I also found numerous advertisements for Safe Sex Lectures for students and even a questioner that posted questions by students on the AIDS epidemic. Common questions such as “Can you get AIDS/ HIV from a toilet seat?” and “Is AIDS more common in poor neighborhoods?” These and many others are questions that Emory students received answers to. Sign up sheets for AIDS walks also made an appearance in these issues of the Emory Report and Wheel which shows the growing support for the AIDS community. All of these articles serve to understand AIDS and show support for those who had fallen ill.
The most interesting of them all, for me, was a particular article called “AIDS is ‘human disease’ according to panel.” It discusses the impact that this disease can bring to the human race and that it is indeed a human disease in that it can be contracted by anyone; no matter your gender, sex, religion, nationality, AIDS can be contracted by anyone.
The most powerful quote, given by Max Pessess, a worker from Center for Disease Control said “AIDS is a human disease which can and does threatened our society, (It) is not a gay disease.” This quote carries significant weight in that it proves wrong that only gays are contracting AIDS and that it can also infect heterosexuals: that the entire human race is in the same boat and thus all eligible to contract the disease. AIDS is not discriminatory so it is not correct for us to assume that it is only spread in the gay community. It is indeed a ‘human disease.’ Roy Griffin (AIDS positive) also appeared in the article and quotes, “All walks of life are afflicted with the AIDS virus; babies, women, blacks, Hispanics, straights, gays and even a 69-year-old grandmother.” These two quotes are significant in that they challenge the stereotype that AIDS is only a gay disease. We as a community need to realize that “people who have AIDS are just that: People, who have AIDS (Karen Genry).”
This article is appropriate for the time because it not only serves to educate and others on the severity of the AIDS epidemic but it also serves to enlighten others that people with AIDS are no different from anyone else and thus they shouldn’t be neglected. People should not fear those with AIDS but should fear AIDS itself as an un-discriminatory virus that could potentially have devastating effects on the human race.
Its crazy how long this disease has been around and yet is still misunderstood in different ways.
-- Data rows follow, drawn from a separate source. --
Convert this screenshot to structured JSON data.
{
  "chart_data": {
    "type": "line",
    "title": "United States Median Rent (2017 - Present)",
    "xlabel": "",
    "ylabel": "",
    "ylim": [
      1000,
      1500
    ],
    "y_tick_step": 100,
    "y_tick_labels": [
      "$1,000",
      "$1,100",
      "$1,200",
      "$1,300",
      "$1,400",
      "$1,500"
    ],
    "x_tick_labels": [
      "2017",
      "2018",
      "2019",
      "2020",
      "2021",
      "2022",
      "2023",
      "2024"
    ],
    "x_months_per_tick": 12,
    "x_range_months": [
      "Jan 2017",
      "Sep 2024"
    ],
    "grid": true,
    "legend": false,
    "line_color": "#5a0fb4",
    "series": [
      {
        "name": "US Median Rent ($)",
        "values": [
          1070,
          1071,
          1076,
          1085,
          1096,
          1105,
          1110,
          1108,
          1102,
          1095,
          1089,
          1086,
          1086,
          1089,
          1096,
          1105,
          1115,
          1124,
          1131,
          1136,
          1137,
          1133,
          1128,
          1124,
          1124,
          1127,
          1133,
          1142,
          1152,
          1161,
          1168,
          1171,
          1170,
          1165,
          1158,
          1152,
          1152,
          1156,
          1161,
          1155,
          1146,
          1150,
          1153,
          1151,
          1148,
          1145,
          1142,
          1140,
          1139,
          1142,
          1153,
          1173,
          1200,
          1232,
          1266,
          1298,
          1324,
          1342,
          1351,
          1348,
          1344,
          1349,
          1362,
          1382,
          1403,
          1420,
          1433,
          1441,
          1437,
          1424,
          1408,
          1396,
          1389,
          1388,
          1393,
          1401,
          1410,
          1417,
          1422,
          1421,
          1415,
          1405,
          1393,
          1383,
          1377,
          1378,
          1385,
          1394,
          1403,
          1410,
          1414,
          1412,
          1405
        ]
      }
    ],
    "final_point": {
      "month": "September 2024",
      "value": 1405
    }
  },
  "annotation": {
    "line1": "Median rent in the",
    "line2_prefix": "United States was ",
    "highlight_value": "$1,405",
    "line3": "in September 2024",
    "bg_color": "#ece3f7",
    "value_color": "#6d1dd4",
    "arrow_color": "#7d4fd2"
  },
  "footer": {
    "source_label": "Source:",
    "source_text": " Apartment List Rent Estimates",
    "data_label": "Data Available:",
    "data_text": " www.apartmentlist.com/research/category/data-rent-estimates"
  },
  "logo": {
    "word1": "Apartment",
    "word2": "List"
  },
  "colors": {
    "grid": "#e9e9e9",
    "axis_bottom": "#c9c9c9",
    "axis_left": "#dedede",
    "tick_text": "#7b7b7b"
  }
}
Just like many other topics of sex and sexuality, the wrong things are often highlighted.
But if we, as a culture, don’t like to talk about sex and ignore or discard folks who have injection drug problems, how can we ever truly be able to talk about AIDS?
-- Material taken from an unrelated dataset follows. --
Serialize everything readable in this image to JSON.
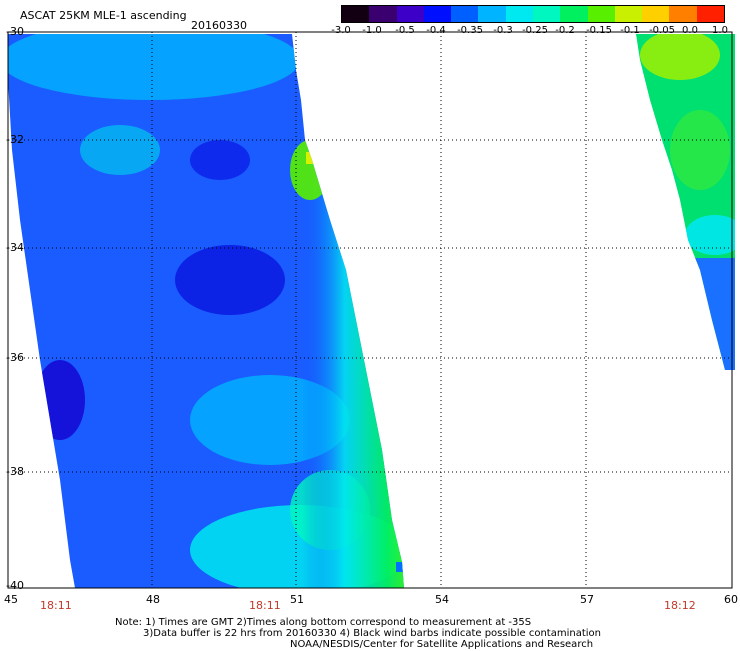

I can kind of understand how people came up with questions like “Can you get AIDS/ HIV from a toilet seat?” and “Is AIDS more common in poor neighborhoods?”, but I have always wondered how some people started to believe that AIDS/HIV were ‘gay disease.’ Is that because of the misconception that gay sexual activities are promiscuous? Or maybe just to blame them for having ‘unnatural’ relationships?
No it’s because in the U.S. AIDS first showed up in the (mostly white, middle class and wealthy) gay male community.mthen it was called GRID: gay related immune disease. They thought it was some kind of cancer.
Tazam: great job analyzing a large body of artifacts you found in the archives and beginning to develop a narrative to explain it. I wonder how much of this was also a response to Ryan White, the young man from Indiana who contracted HIV from a blood transfusion (he was a hemophiliac). This, of course, led to the creation of a binary of “innocent” and “guilty” people with HIV/AIDS but that discussion is for another post.